Unfortunately the doomsday talk is purely for the lumbering intro. There is nothing remotely morbid, apocalyptic or devastating about this Peggle-style game. Armed with a set amount of shots, you have to hit all the coloured pearls before you run out of firepower. In typical fashion, it comes down to how shots rebound against surfaces, managing the angle and power of shots with the mouse. With a splash and a Worms-like "Bye Bye!", your ammo (little suns) disappear into the ocean after falling to the bottom. But a bit of timing and luck, though, can spare them. Bobbing along the bottom is a lifeboat, which moves back and forth. Every shot that lands in it is recovered and loaded back into your ammo count. It certainly takes the edge off the game a bit, because often shots rely on luck. Obviously as you get better at the angling and power, you control the setup a little more. But there is always a little bit of chaos at work, especially when powerups come into play.
Several of these powerups alter the gameplay. They cover the general family of breakout-enhancements: split shots, extra shots, larger and smaller ammo, score multipliers and a ghost mode that passes through obstacles. In turn, the obstacles include the usual curved and angular surfaces, moving parts, movable obstacles, sun-devouring lava and bouncing pads complete with pinball sound effects. Exploding pearls add a little bang to some proceedings.

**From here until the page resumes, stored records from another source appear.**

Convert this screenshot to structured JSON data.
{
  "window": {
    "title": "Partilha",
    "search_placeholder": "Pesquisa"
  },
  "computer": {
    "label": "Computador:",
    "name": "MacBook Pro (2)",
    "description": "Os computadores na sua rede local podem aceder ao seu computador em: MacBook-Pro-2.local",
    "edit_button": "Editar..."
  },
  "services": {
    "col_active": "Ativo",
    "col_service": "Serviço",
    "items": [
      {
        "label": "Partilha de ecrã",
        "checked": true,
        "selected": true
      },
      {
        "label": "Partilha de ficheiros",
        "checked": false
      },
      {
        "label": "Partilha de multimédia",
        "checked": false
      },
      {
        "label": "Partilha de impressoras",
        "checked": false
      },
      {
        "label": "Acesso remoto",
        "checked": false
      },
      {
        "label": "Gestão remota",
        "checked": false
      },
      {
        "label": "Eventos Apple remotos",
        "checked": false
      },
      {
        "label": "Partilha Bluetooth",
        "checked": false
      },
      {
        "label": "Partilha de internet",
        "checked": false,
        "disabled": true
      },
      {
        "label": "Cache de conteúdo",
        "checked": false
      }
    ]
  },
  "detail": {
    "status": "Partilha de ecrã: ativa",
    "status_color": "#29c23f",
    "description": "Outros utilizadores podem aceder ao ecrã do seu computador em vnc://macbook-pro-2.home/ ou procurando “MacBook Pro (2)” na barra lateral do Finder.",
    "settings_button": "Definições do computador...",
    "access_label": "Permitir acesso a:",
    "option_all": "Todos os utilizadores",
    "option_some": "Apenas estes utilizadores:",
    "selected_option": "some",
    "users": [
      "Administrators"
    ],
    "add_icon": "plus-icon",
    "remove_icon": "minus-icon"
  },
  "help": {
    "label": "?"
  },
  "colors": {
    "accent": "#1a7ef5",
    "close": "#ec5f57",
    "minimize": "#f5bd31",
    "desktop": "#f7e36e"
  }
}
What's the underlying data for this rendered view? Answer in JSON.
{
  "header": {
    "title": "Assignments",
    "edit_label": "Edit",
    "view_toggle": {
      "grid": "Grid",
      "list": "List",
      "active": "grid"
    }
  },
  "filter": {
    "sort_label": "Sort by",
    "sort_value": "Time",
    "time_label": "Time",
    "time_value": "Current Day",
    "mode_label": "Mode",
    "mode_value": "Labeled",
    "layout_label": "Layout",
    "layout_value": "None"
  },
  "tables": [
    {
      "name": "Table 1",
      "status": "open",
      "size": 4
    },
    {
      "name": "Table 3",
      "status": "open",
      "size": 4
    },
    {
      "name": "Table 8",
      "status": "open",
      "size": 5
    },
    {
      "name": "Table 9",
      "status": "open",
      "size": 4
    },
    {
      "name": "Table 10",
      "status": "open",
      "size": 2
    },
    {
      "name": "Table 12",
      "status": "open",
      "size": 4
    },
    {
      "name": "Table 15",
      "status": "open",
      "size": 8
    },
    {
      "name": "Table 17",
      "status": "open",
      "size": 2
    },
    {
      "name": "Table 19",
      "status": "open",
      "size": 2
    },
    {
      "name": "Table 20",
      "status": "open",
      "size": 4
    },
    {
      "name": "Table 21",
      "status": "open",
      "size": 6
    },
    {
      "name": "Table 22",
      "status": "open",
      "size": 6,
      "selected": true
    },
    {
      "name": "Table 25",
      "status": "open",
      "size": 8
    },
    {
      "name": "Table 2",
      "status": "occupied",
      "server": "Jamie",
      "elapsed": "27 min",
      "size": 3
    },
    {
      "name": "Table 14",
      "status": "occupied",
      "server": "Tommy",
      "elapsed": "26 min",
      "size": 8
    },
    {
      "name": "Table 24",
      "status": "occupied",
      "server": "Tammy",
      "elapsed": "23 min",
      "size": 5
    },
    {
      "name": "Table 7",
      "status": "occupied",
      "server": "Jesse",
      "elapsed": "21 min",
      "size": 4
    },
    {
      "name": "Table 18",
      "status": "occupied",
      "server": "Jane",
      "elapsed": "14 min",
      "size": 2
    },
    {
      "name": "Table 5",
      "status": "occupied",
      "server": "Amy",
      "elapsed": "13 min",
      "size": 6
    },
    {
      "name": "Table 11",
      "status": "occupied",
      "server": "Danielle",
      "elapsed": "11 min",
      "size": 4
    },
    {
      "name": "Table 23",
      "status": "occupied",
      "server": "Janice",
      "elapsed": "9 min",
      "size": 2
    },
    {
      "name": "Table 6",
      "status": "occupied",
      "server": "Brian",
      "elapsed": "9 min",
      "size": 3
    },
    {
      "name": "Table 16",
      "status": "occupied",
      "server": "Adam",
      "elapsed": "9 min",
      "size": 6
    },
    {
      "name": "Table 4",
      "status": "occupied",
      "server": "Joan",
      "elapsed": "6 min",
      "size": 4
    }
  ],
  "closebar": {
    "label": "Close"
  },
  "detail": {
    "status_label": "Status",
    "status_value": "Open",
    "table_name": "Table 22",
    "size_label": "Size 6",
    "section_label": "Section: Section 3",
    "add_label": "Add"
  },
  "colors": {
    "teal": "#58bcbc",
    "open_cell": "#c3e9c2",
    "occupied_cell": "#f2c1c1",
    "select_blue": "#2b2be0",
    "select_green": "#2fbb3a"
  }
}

Apart from the regular game (44 levels), there is a Kid's Mode (unlimited shots, but fewer levels and no overall score), Survival Mode (start with a finite number of shots and see how far you get) and Time Attack (unlimited shots, but only a minute to complete each level). All of these modes are unlocked quickly via the normal game and sorts out any variety problems the game might have. The level selection is a bit unbalanced and some are beyond the realm of strategy. But the little lifeboat is a real gamechanger and often you spend more time predicting if the shots will land in it then how many pearls they will pop.
Initially Sundrops didn't quite grab me, but it manages to capture the best parts of all the genres it borrows from. It's no classic, but you won't be asking for your time back, either.